I keep getting an error variable F3 may have not been intialized on the last line of code you see.

What am I doing wrong?

{
    Float F1,F2, F3;

    F1 = Float.parseFloat(
      JOptionPane.showInputDialog("Enter a number and press ok."));


    F2 = Float.parseFloat(
      JOptionPane.showInputDialog("Enter a second number and press ok."));

    if(F1 >= F2)
    {

      F3=(F1 * F2) + (F1 * 2);
    }
    if(F2 >= F1)
    {
      F3 =(F1 + F2) + (F2 * 5);
    }

     DecimalFormat dec = new DecimalFormat("##.##");


  JOptionPane.showMessageDialog(null,"Your calculations are:" +(F3),"Caculations", JOptionPane.INFORMATION_MESSAGE);

You should probably use if/else instead of if/if here, so that the compiler knows that F3 will always be set to a value.

The following code is equivalent to your if/if statements:

if(F1 > F2) //The = here will always be overridden by the other if clause in your original statement so it's redundant.
{ 
  F3=(F1 * F2) + (F1 * 2);
}
else
{
  F3 =(F1 + F2) + (F2 * 5);
}

As per JLS :

Each local variable and every blank final field must have a definitely assigned value when any access of its value occurs.

Additionally from §14.4.2 :

If a declarator does not have an initialization expression, then every reference to the variable must be preceded by execution of an assignment to the variable, or a compile-time error occurs.

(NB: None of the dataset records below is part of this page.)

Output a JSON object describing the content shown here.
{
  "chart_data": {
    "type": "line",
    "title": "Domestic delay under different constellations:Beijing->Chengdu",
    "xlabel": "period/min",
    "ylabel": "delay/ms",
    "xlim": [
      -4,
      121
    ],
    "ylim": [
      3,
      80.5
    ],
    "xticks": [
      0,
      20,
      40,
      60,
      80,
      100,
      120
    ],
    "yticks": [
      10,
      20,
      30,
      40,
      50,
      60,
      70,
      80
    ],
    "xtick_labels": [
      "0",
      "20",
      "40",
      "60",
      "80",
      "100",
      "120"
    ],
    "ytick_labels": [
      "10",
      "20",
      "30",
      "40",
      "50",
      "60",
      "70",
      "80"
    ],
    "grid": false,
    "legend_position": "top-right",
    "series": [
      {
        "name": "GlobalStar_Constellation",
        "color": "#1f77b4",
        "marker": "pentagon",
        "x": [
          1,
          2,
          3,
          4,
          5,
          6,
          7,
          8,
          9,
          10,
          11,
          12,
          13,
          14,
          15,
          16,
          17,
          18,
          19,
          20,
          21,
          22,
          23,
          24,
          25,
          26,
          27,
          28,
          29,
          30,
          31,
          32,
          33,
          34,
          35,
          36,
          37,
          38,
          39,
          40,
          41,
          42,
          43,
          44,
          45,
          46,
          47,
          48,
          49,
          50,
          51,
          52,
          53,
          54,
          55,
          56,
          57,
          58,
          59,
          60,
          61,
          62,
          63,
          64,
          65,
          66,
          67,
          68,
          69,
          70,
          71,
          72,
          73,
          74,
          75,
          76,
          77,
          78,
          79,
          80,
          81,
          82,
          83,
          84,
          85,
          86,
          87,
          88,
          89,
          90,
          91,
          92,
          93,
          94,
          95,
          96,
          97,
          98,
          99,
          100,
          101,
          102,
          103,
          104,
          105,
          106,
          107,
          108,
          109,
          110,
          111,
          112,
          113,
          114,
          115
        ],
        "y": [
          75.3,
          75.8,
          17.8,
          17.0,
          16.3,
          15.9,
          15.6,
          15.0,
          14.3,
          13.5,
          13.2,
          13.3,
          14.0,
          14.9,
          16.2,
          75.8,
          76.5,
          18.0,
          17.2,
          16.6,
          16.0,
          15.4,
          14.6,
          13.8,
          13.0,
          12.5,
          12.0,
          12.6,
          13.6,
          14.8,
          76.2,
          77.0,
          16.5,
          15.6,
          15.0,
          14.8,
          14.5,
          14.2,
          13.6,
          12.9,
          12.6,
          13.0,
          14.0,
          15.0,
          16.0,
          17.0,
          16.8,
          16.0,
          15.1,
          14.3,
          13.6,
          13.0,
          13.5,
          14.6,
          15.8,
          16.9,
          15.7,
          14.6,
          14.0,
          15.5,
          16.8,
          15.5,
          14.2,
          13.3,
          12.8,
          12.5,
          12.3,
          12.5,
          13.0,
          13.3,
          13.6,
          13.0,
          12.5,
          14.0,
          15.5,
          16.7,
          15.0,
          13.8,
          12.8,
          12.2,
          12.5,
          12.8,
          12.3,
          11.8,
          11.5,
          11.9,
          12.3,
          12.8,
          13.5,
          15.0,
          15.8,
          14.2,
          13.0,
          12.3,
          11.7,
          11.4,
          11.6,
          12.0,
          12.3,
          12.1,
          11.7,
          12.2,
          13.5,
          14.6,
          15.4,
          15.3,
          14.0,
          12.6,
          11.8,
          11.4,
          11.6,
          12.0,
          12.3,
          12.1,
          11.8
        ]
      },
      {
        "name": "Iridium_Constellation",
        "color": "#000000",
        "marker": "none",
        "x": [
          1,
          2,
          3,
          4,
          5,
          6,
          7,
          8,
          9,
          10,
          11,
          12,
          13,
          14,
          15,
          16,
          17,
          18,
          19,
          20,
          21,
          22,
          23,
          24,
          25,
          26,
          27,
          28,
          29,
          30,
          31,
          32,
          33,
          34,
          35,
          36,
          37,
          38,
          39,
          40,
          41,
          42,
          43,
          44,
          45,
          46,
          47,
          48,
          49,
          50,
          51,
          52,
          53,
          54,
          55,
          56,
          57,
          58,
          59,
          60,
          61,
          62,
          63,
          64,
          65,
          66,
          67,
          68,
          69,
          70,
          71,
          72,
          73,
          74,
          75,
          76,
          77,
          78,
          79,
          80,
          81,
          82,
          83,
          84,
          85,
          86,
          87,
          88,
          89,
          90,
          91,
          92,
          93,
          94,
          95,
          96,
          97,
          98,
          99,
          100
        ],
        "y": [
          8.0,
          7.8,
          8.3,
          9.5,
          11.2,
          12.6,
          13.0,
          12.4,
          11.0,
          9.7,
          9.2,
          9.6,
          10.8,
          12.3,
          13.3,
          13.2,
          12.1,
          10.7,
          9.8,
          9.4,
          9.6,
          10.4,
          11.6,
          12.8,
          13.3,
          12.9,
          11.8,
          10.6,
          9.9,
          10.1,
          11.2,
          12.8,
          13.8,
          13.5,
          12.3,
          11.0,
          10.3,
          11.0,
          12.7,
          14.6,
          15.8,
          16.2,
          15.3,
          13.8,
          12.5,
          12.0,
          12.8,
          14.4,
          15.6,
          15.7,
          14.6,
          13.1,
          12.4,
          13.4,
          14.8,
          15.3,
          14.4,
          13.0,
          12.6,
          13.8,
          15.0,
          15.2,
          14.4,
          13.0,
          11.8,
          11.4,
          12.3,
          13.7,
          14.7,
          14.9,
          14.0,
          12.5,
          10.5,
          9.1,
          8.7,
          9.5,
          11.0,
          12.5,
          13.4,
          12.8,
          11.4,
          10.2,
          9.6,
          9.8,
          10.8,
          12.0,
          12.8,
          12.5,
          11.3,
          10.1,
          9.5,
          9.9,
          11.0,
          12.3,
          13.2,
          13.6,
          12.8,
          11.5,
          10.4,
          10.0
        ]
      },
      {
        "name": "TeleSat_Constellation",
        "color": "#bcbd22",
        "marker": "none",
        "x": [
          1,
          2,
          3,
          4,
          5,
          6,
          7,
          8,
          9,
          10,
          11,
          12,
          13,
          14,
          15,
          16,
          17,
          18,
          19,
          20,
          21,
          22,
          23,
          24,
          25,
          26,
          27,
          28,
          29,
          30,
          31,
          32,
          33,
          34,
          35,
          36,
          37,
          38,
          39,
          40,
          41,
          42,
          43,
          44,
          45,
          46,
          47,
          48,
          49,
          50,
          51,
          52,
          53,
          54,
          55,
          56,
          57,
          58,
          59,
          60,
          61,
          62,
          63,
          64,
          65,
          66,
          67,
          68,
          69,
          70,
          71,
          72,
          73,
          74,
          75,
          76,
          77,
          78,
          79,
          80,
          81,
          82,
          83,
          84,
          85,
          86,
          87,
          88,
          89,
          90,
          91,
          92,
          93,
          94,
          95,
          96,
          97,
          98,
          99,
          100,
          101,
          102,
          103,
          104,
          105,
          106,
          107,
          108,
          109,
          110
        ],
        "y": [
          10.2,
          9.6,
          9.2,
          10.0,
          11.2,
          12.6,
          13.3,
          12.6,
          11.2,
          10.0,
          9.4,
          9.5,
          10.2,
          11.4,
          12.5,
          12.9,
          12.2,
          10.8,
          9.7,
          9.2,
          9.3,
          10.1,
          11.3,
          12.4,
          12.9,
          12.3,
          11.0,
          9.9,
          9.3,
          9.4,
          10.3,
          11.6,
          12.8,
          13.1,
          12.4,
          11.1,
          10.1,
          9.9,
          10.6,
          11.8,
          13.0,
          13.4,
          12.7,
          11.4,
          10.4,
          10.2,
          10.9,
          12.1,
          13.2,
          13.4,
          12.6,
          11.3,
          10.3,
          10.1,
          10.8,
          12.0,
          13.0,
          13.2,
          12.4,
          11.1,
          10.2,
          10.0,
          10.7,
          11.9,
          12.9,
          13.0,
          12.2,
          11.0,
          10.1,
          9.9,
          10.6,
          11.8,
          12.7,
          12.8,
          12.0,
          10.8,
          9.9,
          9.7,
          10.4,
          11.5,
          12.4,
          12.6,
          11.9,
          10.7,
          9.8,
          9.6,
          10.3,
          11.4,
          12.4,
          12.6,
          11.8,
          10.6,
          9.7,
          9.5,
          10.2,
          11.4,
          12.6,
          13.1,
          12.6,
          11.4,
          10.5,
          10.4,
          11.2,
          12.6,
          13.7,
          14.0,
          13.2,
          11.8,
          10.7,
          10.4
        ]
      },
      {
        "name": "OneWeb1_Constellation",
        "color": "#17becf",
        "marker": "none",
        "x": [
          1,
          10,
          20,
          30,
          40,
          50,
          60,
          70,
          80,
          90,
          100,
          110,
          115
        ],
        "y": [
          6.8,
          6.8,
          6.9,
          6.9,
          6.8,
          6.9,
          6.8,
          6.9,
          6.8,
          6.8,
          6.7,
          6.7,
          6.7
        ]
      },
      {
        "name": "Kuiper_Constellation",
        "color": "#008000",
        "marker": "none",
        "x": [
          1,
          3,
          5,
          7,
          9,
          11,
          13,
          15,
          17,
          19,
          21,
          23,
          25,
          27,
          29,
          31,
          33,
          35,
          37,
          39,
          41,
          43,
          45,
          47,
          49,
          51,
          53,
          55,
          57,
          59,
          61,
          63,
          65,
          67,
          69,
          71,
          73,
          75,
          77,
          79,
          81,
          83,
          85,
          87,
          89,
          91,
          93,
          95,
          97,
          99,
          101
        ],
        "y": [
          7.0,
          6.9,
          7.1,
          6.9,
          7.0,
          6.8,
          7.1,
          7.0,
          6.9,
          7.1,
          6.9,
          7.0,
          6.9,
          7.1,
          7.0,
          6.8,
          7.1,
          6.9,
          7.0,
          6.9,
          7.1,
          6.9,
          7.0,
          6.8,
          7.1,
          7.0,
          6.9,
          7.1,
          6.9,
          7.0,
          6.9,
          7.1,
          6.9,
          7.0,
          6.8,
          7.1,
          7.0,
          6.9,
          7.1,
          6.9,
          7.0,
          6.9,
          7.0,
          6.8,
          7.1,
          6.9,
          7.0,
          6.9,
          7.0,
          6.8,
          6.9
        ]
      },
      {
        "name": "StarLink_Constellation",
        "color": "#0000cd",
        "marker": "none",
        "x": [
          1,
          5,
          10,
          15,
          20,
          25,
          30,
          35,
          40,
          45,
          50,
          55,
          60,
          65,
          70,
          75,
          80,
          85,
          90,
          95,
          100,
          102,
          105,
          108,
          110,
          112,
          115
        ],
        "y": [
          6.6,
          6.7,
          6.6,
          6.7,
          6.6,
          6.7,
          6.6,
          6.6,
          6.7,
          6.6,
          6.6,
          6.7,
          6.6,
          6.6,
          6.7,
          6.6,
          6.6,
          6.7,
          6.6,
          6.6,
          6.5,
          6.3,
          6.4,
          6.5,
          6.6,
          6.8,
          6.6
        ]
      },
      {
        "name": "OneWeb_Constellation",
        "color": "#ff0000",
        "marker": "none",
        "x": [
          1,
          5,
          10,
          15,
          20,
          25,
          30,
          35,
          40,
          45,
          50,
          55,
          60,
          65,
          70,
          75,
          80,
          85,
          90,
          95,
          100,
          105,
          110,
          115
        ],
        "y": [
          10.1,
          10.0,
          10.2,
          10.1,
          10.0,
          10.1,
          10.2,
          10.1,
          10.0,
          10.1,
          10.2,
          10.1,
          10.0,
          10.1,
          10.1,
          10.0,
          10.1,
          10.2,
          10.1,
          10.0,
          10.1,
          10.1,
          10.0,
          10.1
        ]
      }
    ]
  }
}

With the code there, it is possible that nothing ever gets assigned to F3 before it is used (in the last line of the code snippet).

Use F3 = null .

Your code is equivalent to:

if(F1 > F2) {
  F3 = (F1 * F2) + (F1 * 2);
} else {
  F3 = (F1 + F2) + (F2 * 5);
}

This should make the error go away.

When you declare a variable F3 assign null to it. Because of your if conditions there might be a case that this variable won't be assigned any value

尝试这个

Float F1=0,F2=0, F3=0;

The best way is to use if-else statement and do NOT assign null to the variable. If-else statement is better for human and compiler. Assigning null is meaningless and makes compiler unable to check uninitialized problem for your future modifications and then you may get NullPointerException if you don't check it.